Berdoalah dengan cara apapun yang Anda inginkan di Amerika, asal tidak melanggar hukum. Sementara itu, kaum non-Muslim yang berdoa bersama teman-temannya di Arab (dianggap) terlibat aktivitas haram yang bisa dibubarkan, seolah-oleh mereka berpartisipasi dalam sebuah pesta narkoba.
Amerika Serikat jelas-jelas tidak punya kota suci yang hanya terbuka bagi anggota agama tertentu. Kerajaan Arab Saudi sebaliknya, punya dua kota seperti itu, Mekah dan Medina; para pelanggar yang tertangkap basah akan mendapatkan apa yang otoritas negeri itu katakan dengan santai sebagai "hukuman yang mengerikan."

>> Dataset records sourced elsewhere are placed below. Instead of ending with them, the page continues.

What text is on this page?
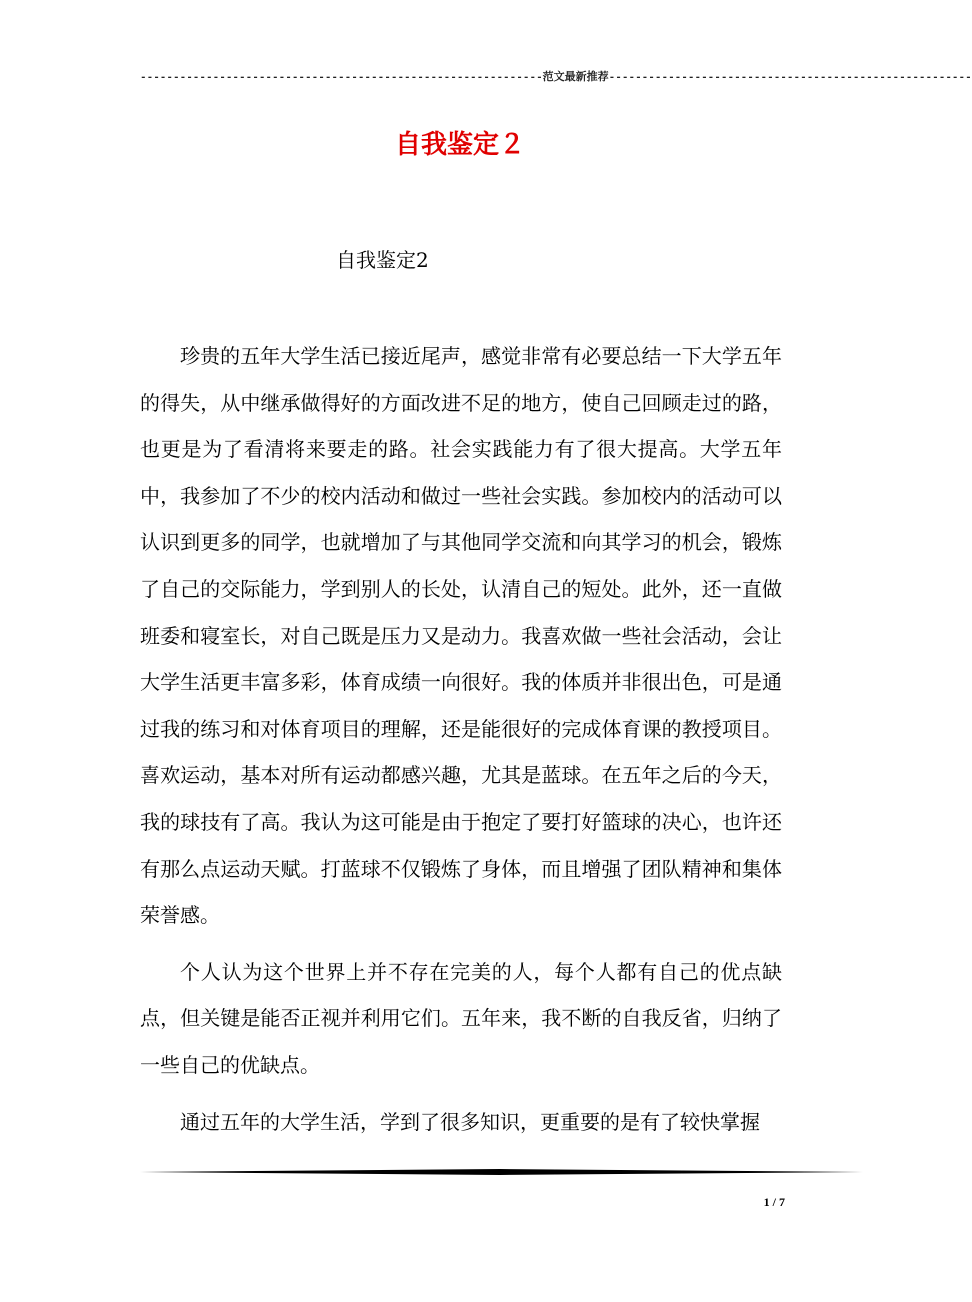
-------------------------------------------------------------范文最新推荐-------------------------------------------------------
自我鉴定２
自我鉴定2

珍贵的五年大学生活已接近尾声，感觉非常有必要总结一下大学五年的得失，从中继承做得好的方面改进不足的地方，使自己回顾走过的路，也更是为了看清将来要走的路。社会实践能力有了很大提高。大学五年中，我参加了不少的校内活动和做过一些社会实践。参加校内的活动可以认识到更多的同学，也就增加了与其他同学交流和向其学习的机会，锻炼了自己的交际能力，学到别人的长处，认清自己的短处。此外，还一直做班委和寝室长，对自己既是压力又是动力。我喜欢做一些社会活动，会让大学生活更丰富多彩，体育成绩一向很好。我的体质并非很出色，可是通过我的练习和对体育项目的理解，还是能很好的完成体育课的教授项目。喜欢运动，基本对所有运动都感兴趣，尤其是蓝球。在五年之后的今天，我的球技有了高。我认为这可能是由于抱定了要打好篮球的决心，也许还有那么点运动天赋。打蓝球不仅锻炼了身体，而且增强了团队精神和集体荣誉感。

个人认为这个世界上并不存在完美的人，每个人都有自己的优点缺点，但关键是能否正视并利用它们。五年来，我不断的自我反省，归纳了一些自己的优缺点。

通过五年的大学生活，学到了很多知识，更重要的是有了较快掌握

1 / 7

Mekah, salah satu dari dua kota Arab Saudi yang terlarang bagi kaum non-Muslim. (Kota terlarang lainnya adalah Medina). |
Pemerintah AS tidak mendanai institusi keagamaan di luar negeri, walaupun kadangkala ada pengecualian (kerapkali pengecualian ini dianggap melawan hukum), dan pengecualian itu pun cenderung ditujukan kepada lembaga-lembaga agama Islam. Sebaliknya, monarki Kerajaan Arab Saudi menghabiskan sekitar US$100 miliar (sekitar Rp 1.310 triliun) secara global guna menyebarluaskan versi Islam Wahabinya. Berbagai tamatan sekolah dan masjid Wahabi yang didanai Pemerintah Saudi kerapkali dihasut untuk melakukan kekerasan politik melawan kaum non-Muslim.

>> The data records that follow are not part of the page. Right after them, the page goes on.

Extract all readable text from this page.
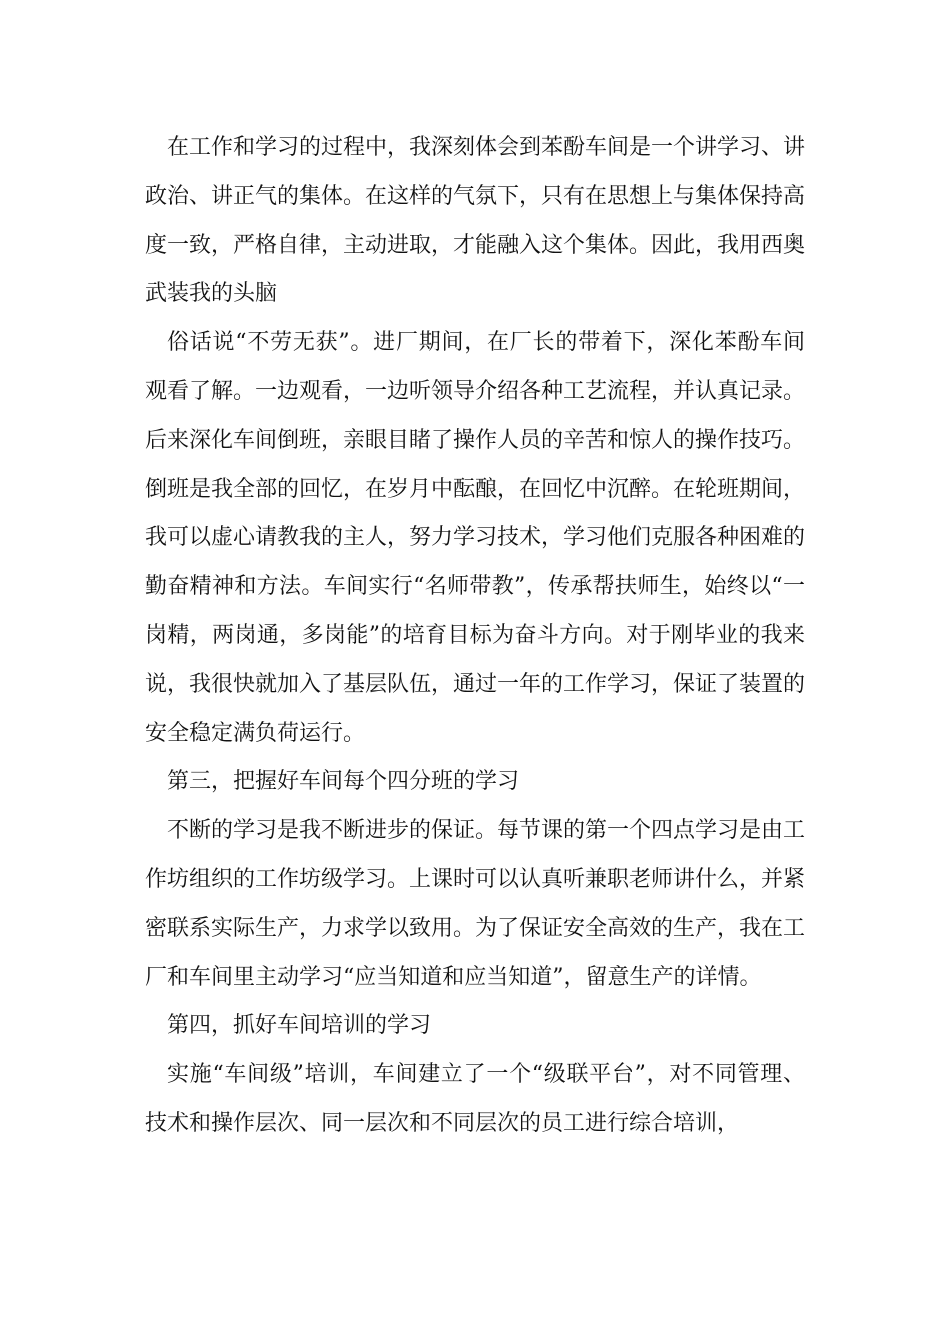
在工作和学习的过程中，我深刻体会到苯酚车间是一个讲学习、讲政治、讲正气的集体。在这样的气氛下，只有在思想上与集体保持高度一致，严格自律，主动进取，才能融入这个集体。因此，我用西奥武装我的头脑

俗话说“不劳无获”。进厂期间，在厂长的带着下，深化苯酚车间观看了解。一边观看，一边听领导介绍各种工艺流程，并认真记录。后来深化车间倒班，亲眼目睹了操作人员的辛苦和惊人的操作技巧。倒班是我全部的回忆，在岁月中酝酿，在回忆中沉醉。在轮班期间，我可以虚心请教我的主人，努力学习技术，学习他们克服各种困难的勤奋精神和方法。车间实行“名师带教”，传承帮扶师生，始终以“一岗精，两岗通，多岗能”的培育目标为奋斗方向。对于刚毕业的我来说，我很快就加入了基层队伍，通过一年的工作学习，保证了装置的安全稳定满负荷运行。

第三，把握好车间每个四分班的学习

不断的学习是我不断进步的保证。每节课的第一个四点学习是由工作坊组织的工作坊级学习。上课时可以认真听兼职老师讲什么，并紧密联系实际生产，力求学以致用。为了保证安全高效的生产，我在工厂和车间里主动学习“应当知道和应当知道”，留意生产的详情。

第四，抓好车间培训的学习

实施“车间级”培训，车间建立了一个“级联平台”，对不同管理、技术和操作层次、同一层次和不同层次的员工进行综合培训，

Arab Saudi bersikap sombong dan tidak bijaksana dalam hal pengeluarannya guna mempromosikan Wahabisme atau ideologi Wahabi. Sebagai contoh, sebuah laporan Freedom House pada tahun 2005 yang mempelajari sejumlah buku kaum ekstremis yang dibagikan kepada publik oleh berbagai lembaga yang didanai oleh Saudi menyimpulkan bahwa daftar berbagai buku itu memang memperlihatkan "ancaman yang sangat luar biasa kepada kalangan non-Muslim serta kepada komunitas Muslim itu sendiri." Monarki juga sudah berkali-kali memberikan bantuan dana yang sangat besar jumlahnya kepada Dewan Hubungan Amerika-Islam (Council on American-Islamic Relations---CAIR) sebuah organisasi Islam paling agresif dan efektif di Amerika Serikat.

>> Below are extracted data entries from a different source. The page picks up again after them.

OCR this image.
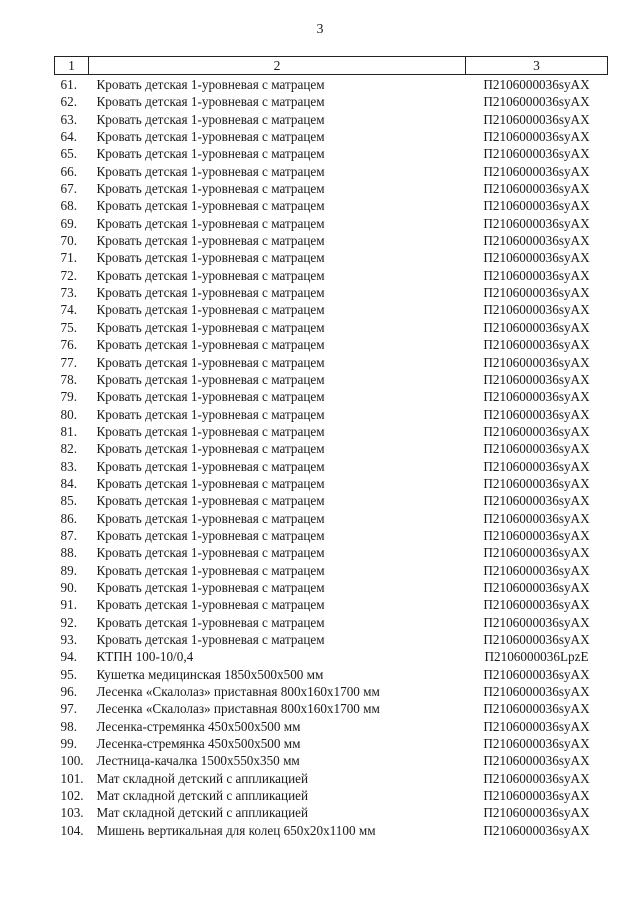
3
1	2	3
61.	Кровать детская 1-уровневая с матрацем	П2106000036syAX
62.	Кровать детская 1-уровневая с матрацем	П2106000036syAX
63.	Кровать детская 1-уровневая с матрацем	П2106000036syAX
64.	Кровать детская 1-уровневая с матрацем	П2106000036syAX
65.	Кровать детская 1-уровневая с матрацем	П2106000036syAX
66.	Кровать детская 1-уровневая с матрацем	П2106000036syAX
67.	Кровать детская 1-уровневая с матрацем	П2106000036syAX
68.	Кровать детская 1-уровневая с матрацем	П2106000036syAX
69.	Кровать детская 1-уровневая с матрацем	П2106000036syAX
70.	Кровать детская 1-уровневая с матрацем	П2106000036syAX
71.	Кровать детская 1-уровневая с матрацем	П2106000036syAX
72.	Кровать детская 1-уровневая с матрацем	П2106000036syAX
73.	Кровать детская 1-уровневая с матрацем	П2106000036syAX
74.	Кровать детская 1-уровневая с матрацем	П2106000036syAX
75.	Кровать детская 1-уровневая с матрацем	П2106000036syAX
76.	Кровать детская 1-уровневая с матрацем	П2106000036syAX
77.	Кровать детская 1-уровневая с матрацем	П2106000036syAX
78.	Кровать детская 1-уровневая с матрацем	П2106000036syAX
79.	Кровать детская 1-уровневая с матрацем	П2106000036syAX
80.	Кровать детская 1-уровневая с матрацем	П2106000036syAX
81.	Кровать детская 1-уровневая с матрацем	П2106000036syAX
82.	Кровать детская 1-уровневая с матрацем	П2106000036syAX
83.	Кровать детская 1-уровневая с матрацем	П2106000036syAX
84.	Кровать детская 1-уровневая с матрацем	П2106000036syAX
85.	Кровать детская 1-уровневая с матрацем	П2106000036syAX
86.	Кровать детская 1-уровневая с матрацем	П2106000036syAX
87.	Кровать детская 1-уровневая с матрацем	П2106000036syAX
88.	Кровать детская 1-уровневая с матрацем	П2106000036syAX
89.	Кровать детская 1-уровневая с матрацем	П2106000036syAX
90.	Кровать детская 1-уровневая с матрацем	П2106000036syAX
91.	Кровать детская 1-уровневая с матрацем	П2106000036syAX
92.	Кровать детская 1-уровневая с матрацем	П2106000036syAX
93.	Кровать детская 1-уровневая с матрацем	П2106000036syAX
94.	КТПН 100-10/0,4	П2106000036LpzE
95.	Кушетка медицинская 1850x500x500 мм	П2106000036syAX
96.	Лесенка «Скалолаз» приставная 800x160x1700 мм	П2106000036syAX
97.	Лесенка «Скалолаз» приставная 800x160x1700 мм	П2106000036syAX
98.	Лесенка-стремянка 450x500x500 мм	П2106000036syAX
99.	Лесенка-стремянка 450x500x500 мм	П2106000036syAX
100.	Лестница-качалка 1500x550x350 мм	П2106000036syAX
101.	Мат складной детский с аппликацией	П2106000036syAX
102.	Мат складной детский с аппликацией	П2106000036syAX
103.	Мат складной детский с аппликацией	П2106000036syAX
104.	Мишень вертикальная для колец 650x20x1100 мм	П2106000036syAX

Perbedaan ini, sebuah versi perbedaan yang ada di semua negara Barat menuntut adanya solusi. Sejumlah pemerintahan negara Barat karena itu mengambil langkah khusus untuk sementara waktu guna menyelesaikan masalah ini.
- Pada 2007, Pemerintah Australia menolak permintaan Saudi untuk mengirim dana bagi Masyarakat Islam Australia Selatan guna membantu mereka mendirikan masjid baru. "Jelas kami tidak ingin melihat organisasi ekstrim apapun menyelusup masuk ke Australia," urai Menteri Luar Negeri Australia kala itu, Alexander Downer. Dan, delapan tahun kemudian telegram diplomatik Saudi yang WikiLeaks bocorkan mengungkapkan kepentingan kerajaan Saudi yang sangat luar biasa besar untuk mempengaruhi politik Islam di Australia.
- Pada 2008, Saudi menawarkan diri untuk mendanai pembangunan sebuah masjid dan pusat kebudayaan Islam di Moskow. Tawaran ini mendorong tiga kelompok Orthodoks Rusia untuk menuliskan surat terbuka kepada Raja Abdullah kala ini yang meminta agar kerajaannya mencabut larangannya atas gereja-gereja.
- Pada 2010, Menteri Luar Negeri Norwegia Jonas Gahr Støre menolak dana Saudi untuk sebuah masjid dengan pertimbangan bahwa tidak ada kebebasan agama di Kerajaan Saudi.
- Juli lalu, setelah menyebutkan tanpa henti serangan-serangan selama 18 bulan yang menewaskan 236 orang di tanah Prancis, Perdana Menteri Manuel Valls lalu memikirkan kemungkinan untuk menolak dana asing pembangunan masjid "hingga waktu yang akan ditentukan" membangkitkan perdebatan yang seru.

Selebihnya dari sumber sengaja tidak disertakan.